We have heard much from the portion of America that grows queasy at the thought of tough treatment for al-Qaeda detainees. But I'll share what makes me queasy: my countrymen in tattered clothes perched at windows a thousand feet high against the Manhattan skyline, their lungs burning with jet fuel, making the decision to jump to their deaths because it was a better fate than what awaited them if they did not.
Against the backdrop of that memory, anyone worked up about the occasional, carefully targeted waterboarding is simply not serious about protecting our nation.
Got it? Waterboard, or die.
Now that the Torture Works meme has been reinforced to the satisfaction of every right wing blog and Republicans everywhere have had the chance to brag about how they braved harsher treatment in Intro to Swimming, the media has allowed Kiriakou to go count the contracts rolling into his private sercurity firm. However, the Washington Post has turned up a few questions about his story.
Was Abu Zubaydah a major al-Qaeda operative, vital to the planning of 9/11?
... some FBI agents and analysts say he is largely a loudmouthed and mentally troubled hotelier whose credibility dropped as the CIA subjected him to a simulated drowning technique known as waterboarding and to other "enhanced interrogation" measures.
But surely this was a man who we just had to freeze, beat, threaten, deprive of sleep, and finally waterboard. It saved lives, damn it!
Bush has sided publicly with the CIA's version of events. "We knew that Zubaida had more information that could save innocent lives, but he stopped talking," Bush said in September 2006. "And so the CIA used an alternative set of procedures," which the president said prompted Abu Zubaida to disclose information leading to the capture of Sept. 11, 2001, plotter Ramzi Binalshibh.
But former FBI officials privy to details of the case continue to dispute the CIA's account of the effectiveness of the harsh measures, making the record of Abu Zubaydah's interrogation hard for outsiders to assess.
I suppose it's easy to see where there could be conflict. On the one hand, both Bush and the CIA need to demonstrate that this information was vital in order to justify violating dozens of treaties and judicial rulings. The FBI's view is distorted by their selfish desire to tell the truth and uphold the law.
As it turns out, both the CIA and the FBI agree that Abu Zubaydah provided some important information. Want to guess when?
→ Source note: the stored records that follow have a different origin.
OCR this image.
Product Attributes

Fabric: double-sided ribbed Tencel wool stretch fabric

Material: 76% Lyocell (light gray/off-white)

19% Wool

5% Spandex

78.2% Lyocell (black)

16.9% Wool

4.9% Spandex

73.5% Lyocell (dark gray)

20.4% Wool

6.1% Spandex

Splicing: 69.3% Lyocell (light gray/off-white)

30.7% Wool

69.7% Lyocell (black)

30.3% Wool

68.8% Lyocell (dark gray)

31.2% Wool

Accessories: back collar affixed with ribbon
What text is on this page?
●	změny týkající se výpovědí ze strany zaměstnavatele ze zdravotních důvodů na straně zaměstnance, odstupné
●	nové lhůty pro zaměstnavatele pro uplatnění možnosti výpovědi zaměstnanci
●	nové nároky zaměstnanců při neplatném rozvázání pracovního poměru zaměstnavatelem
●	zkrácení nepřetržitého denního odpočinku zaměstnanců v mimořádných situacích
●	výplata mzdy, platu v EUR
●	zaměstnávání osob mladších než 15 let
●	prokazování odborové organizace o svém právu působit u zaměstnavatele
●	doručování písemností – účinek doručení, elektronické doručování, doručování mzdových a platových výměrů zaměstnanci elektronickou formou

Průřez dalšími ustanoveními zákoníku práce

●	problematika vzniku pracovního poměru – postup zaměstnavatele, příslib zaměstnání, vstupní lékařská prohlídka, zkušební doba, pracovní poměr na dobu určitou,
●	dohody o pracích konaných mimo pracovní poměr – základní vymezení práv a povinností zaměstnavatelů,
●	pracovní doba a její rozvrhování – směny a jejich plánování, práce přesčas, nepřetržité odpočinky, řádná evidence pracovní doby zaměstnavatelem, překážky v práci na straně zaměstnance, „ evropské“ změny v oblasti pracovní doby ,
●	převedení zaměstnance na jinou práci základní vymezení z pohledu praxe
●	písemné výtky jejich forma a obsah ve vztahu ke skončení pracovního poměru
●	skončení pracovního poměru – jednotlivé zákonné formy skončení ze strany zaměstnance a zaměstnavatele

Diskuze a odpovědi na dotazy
There is little dispute, according to officials from both agencies, that Abu Zubaydah provided some valuable intelligence before CIA interrogators began to rough him up, including information that helped identify Khalid Sheik Mohammed, the alleged mastermind of the Sept. 11 attacks, and al-Qaeda operative Jose Padilla.
Far from supporting Kiriakou's pitiful story, the evidence shows that everything we got worth knowing from Abu Zubaydah came before he was tortured. Afterwards.
But FBI officials, including agents who questioned him after his capture or reviewed documents seized from his home, have concluded that even though he knew some al-Qaeda players, he provided interrogators with increasingly dubious information as the CIA's harsh treatment intensified in late 2002.
In other words, the results of torture were exactly the sort of "useless, desperate replies that waterboarding opponents insist are the procedure's only result." I'm guessing that the wingnuts won't be issuing a retraction.